Jibda · June 13, 2018, 10:49pm

Thanks very much for your fast answer. About the question of the amplicon size, we use the 341f and 805r primers, so theorically we have an amplicon of 464 bp with the natural variation of the 16S gene +/- 20 bp.
With the results of the test using only the forward where we got 4698 features, we are changing the parameters to reach a greater number of features but using the forward and the reverse reads. So, I know that inside DADA2 the merge process is carry out but I´m not sure about the overlap lenght of forward and reverse reads for joining and the maximum number of mismatches in the forward/reverse read overlap that has DADA2 by default, these things aren´t clear in the process or in the script. Have I to join the reads with other tool like vsearch to manipulate these two parameters?

Thanks!

Nicholas_Bokulich · June 14, 2018, 6:59pm

Again, you need to aim for ~20 nt of overlap, and try to account for shorter amplicon variants when calculating this overlap.

You used these trim settings:
271 + 210 = 481 - 464 = 17 nt overlap avg
270 + 209 = 479 - 464 = 15 nt overlap avg

Neither of these is entirely sufficient. So it makes sense that you are losing a lot of seqs during merging, and it also makes sense that a 2 nt different will cause many more seqs to drop!

aim for ~20 nt of overlap on your shortest variants. So increase trim lengths, if you can.
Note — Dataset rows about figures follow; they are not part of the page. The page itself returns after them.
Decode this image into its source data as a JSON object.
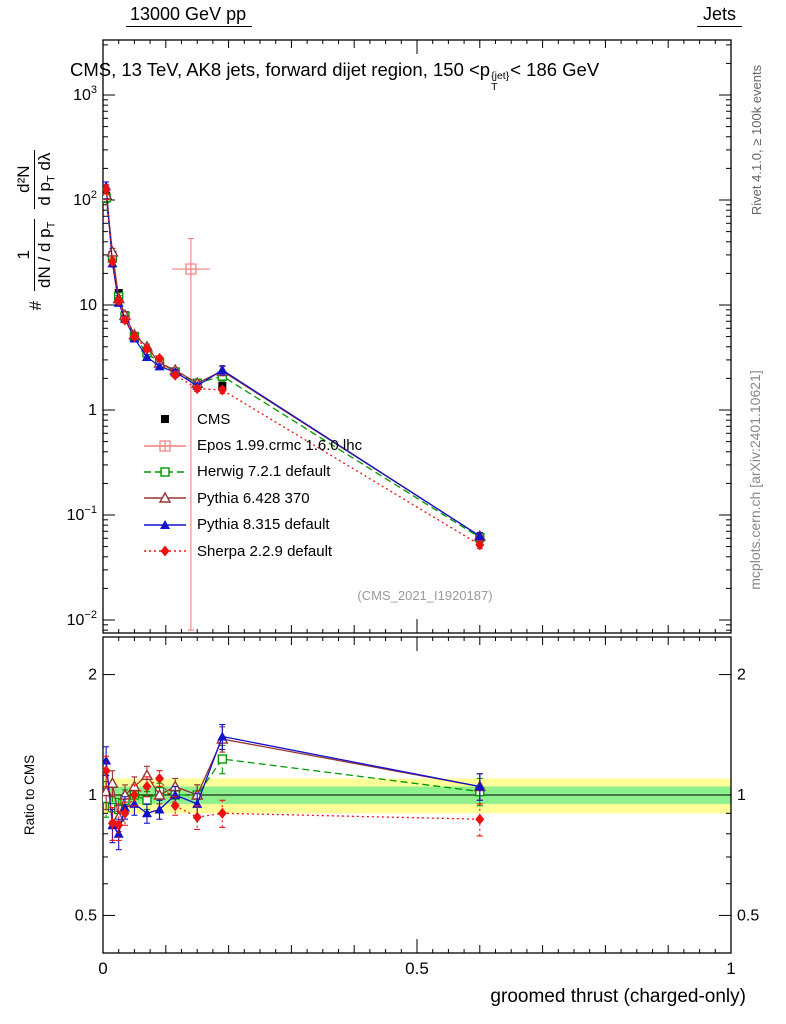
{
  "header": {
    "left": "13000 GeV pp",
    "right": "Jets"
  },
  "title": {
    "prefix": "CMS, 13 TeV, AK8 jets, forward dijet region, 150 <p",
    "sup": "{jet}",
    "sub": "T",
    "suffix": "< 186 GeV"
  },
  "ylabel_main": {
    "hash": "#",
    "frac1_num": "1",
    "frac1_den_a": "dN / d p",
    "frac1_den_sub": "T",
    "frac2_num": "d²N",
    "frac2_den_a": "d p",
    "frac2_den_sub": "T",
    "frac2_den_b": " dλ"
  },
  "labels": {
    "xlabel": "groomed thrust (charged-only)",
    "ratio_ylabel": "Ratio to CMS",
    "rivet": "Rivet 4.1.0, ≥ 100k events",
    "mcplots": "mcplots.cern.ch [arXiv:2401.10621]",
    "watermark": "(CMS_2021_I1920187)"
  },
  "chart_data": {
    "type": "line",
    "title": "CMS, 13 TeV, AK8 jets, forward dijet region, 150 <pT{jet}< 186 GeV",
    "xlabel": "groomed thrust (charged-only)",
    "ylabel": "# 1/(dN/dpT) d2N/(dpT dlambda)",
    "ratio_ylabel": "Ratio to CMS",
    "xlim": [
      0,
      1
    ],
    "ylim_main": [
      0.0075,
      3300
    ],
    "ylim_ratio": [
      0.4,
      2.5
    ],
    "yscale": "log",
    "x": [
      0.005,
      0.015,
      0.025,
      0.035,
      0.05,
      0.07,
      0.09,
      0.115,
      0.15,
      0.19,
      0.6
    ],
    "series": [
      {
        "name": "CMS",
        "color": "#000000",
        "marker": "square",
        "line": "none",
        "values": [
          110,
          30,
          13,
          8.0,
          5.0,
          3.6,
          2.8,
          2.3,
          1.8,
          1.7,
          0.06
        ],
        "rel_err": [
          0.06,
          0.05,
          0.05,
          0.05,
          0.05,
          0.05,
          0.05,
          0.05,
          0.06,
          0.06,
          0.1
        ]
      },
      {
        "name": "Epos 1.99.crmc 1.6.0 lhc",
        "color": "#f08080",
        "marker": "cross-square",
        "line": "solid",
        "point": {
          "x": 0.14,
          "y": 22,
          "ylo": 0.008,
          "yhi": 43,
          "xerr": 0.03
        }
      },
      {
        "name": "Herwig 7.2.1 default",
        "color": "#009900",
        "marker": "square-open",
        "line": "dashed",
        "values": [
          105,
          28,
          12,
          7.8,
          5.0,
          3.5,
          2.85,
          2.3,
          1.8,
          2.1,
          0.061
        ],
        "rel_err": [
          0.1,
          0.07,
          0.06,
          0.06,
          0.06,
          0.05,
          0.05,
          0.05,
          0.06,
          0.1,
          0.08
        ],
        "ratio": [
          0.98,
          0.93,
          0.92,
          0.97,
          1.0,
          0.97,
          1.02,
          1.0,
          1.0,
          1.23,
          1.02
        ],
        "ratio_err": [
          0.1,
          0.07,
          0.06,
          0.06,
          0.06,
          0.05,
          0.05,
          0.05,
          0.06,
          0.1,
          0.08
        ]
      },
      {
        "name": "Pythia 6.428 370",
        "color": "#993333",
        "marker": "triangle-open",
        "line": "solid",
        "values": [
          112,
          32,
          11.5,
          8.0,
          5.2,
          4.0,
          2.8,
          2.4,
          1.8,
          2.35,
          0.063
        ],
        "rel_err": [
          0.1,
          0.08,
          0.07,
          0.06,
          0.06,
          0.06,
          0.05,
          0.05,
          0.06,
          0.1,
          0.08
        ],
        "ratio": [
          1.02,
          1.07,
          0.88,
          1.0,
          1.05,
          1.12,
          1.0,
          1.05,
          1.0,
          1.38,
          1.05
        ],
        "ratio_err": [
          0.1,
          0.08,
          0.07,
          0.06,
          0.06,
          0.06,
          0.05,
          0.05,
          0.06,
          0.1,
          0.08
        ]
      },
      {
        "name": "Pythia 8.315 default",
        "color": "#1111cc",
        "marker": "triangle",
        "line": "solid",
        "values": [
          135,
          25,
          10.5,
          7.4,
          4.8,
          3.2,
          2.6,
          2.3,
          1.7,
          2.4,
          0.063
        ],
        "rel_err": [
          0.1,
          0.08,
          0.07,
          0.06,
          0.06,
          0.05,
          0.05,
          0.05,
          0.06,
          0.1,
          0.08
        ],
        "ratio": [
          1.22,
          0.84,
          0.8,
          0.93,
          0.95,
          0.9,
          0.92,
          1.0,
          0.95,
          1.4,
          1.05
        ],
        "ratio_err": [
          0.1,
          0.08,
          0.07,
          0.06,
          0.06,
          0.05,
          0.05,
          0.05,
          0.06,
          0.1,
          0.08
        ]
      },
      {
        "name": "Sherpa 2.2.9 default",
        "color": "#ee1111",
        "marker": "diamond",
        "line": "dotted",
        "values": [
          127,
          26,
          11,
          7.2,
          5.0,
          3.8,
          3.1,
          2.15,
          1.6,
          1.55,
          0.052
        ],
        "rel_err": [
          0.1,
          0.08,
          0.07,
          0.06,
          0.06,
          0.06,
          0.05,
          0.05,
          0.06,
          0.07,
          0.08
        ],
        "ratio": [
          1.15,
          0.85,
          0.84,
          0.9,
          1.0,
          1.05,
          1.1,
          0.94,
          0.88,
          0.9,
          0.87
        ],
        "ratio_err": [
          0.1,
          0.08,
          0.07,
          0.06,
          0.06,
          0.06,
          0.05,
          0.05,
          0.06,
          0.07,
          0.08
        ]
      }
    ],
    "bands": {
      "yellow": [
        0.9,
        1.1
      ],
      "green": [
        0.95,
        1.05
      ],
      "yellow_color": "#ffff99",
      "green_color": "#8df08d"
    },
    "yticks_main": [
      {
        "v": 1000,
        "base": "10",
        "exp": "3"
      },
      {
        "v": 100,
        "base": "10",
        "exp": "2"
      },
      {
        "v": 10,
        "base": "10",
        "exp": ""
      },
      {
        "v": 1,
        "base": "1",
        "exp": ""
      },
      {
        "v": 0.1,
        "base": "10",
        "exp": "−1"
      },
      {
        "v": 0.01,
        "base": "10",
        "exp": "−2"
      }
    ],
    "yticks_ratio": [
      {
        "v": 2,
        "label": "2"
      },
      {
        "v": 1,
        "label": "1"
      },
      {
        "v": 0.5,
        "label": "0.5"
      }
    ],
    "xticks": [
      {
        "v": 0,
        "label": "0"
      },
      {
        "v": 0.5,
        "label": "0.5"
      },
      {
        "v": 1,
        "label": "1"
      }
    ]
  }
}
@benjjneb may be able to comment on the number of mismatches allowed in the joining region.

No — do not merge prior to dada2. You could merge using q2-vsearch, then denoise with deblur instead if you want to have more control over merging parameters.

I hope that helps!

system · July 16, 2018, 12:59am

This topic was automatically closed 31 days after the last reply. New replies are no longer allowed.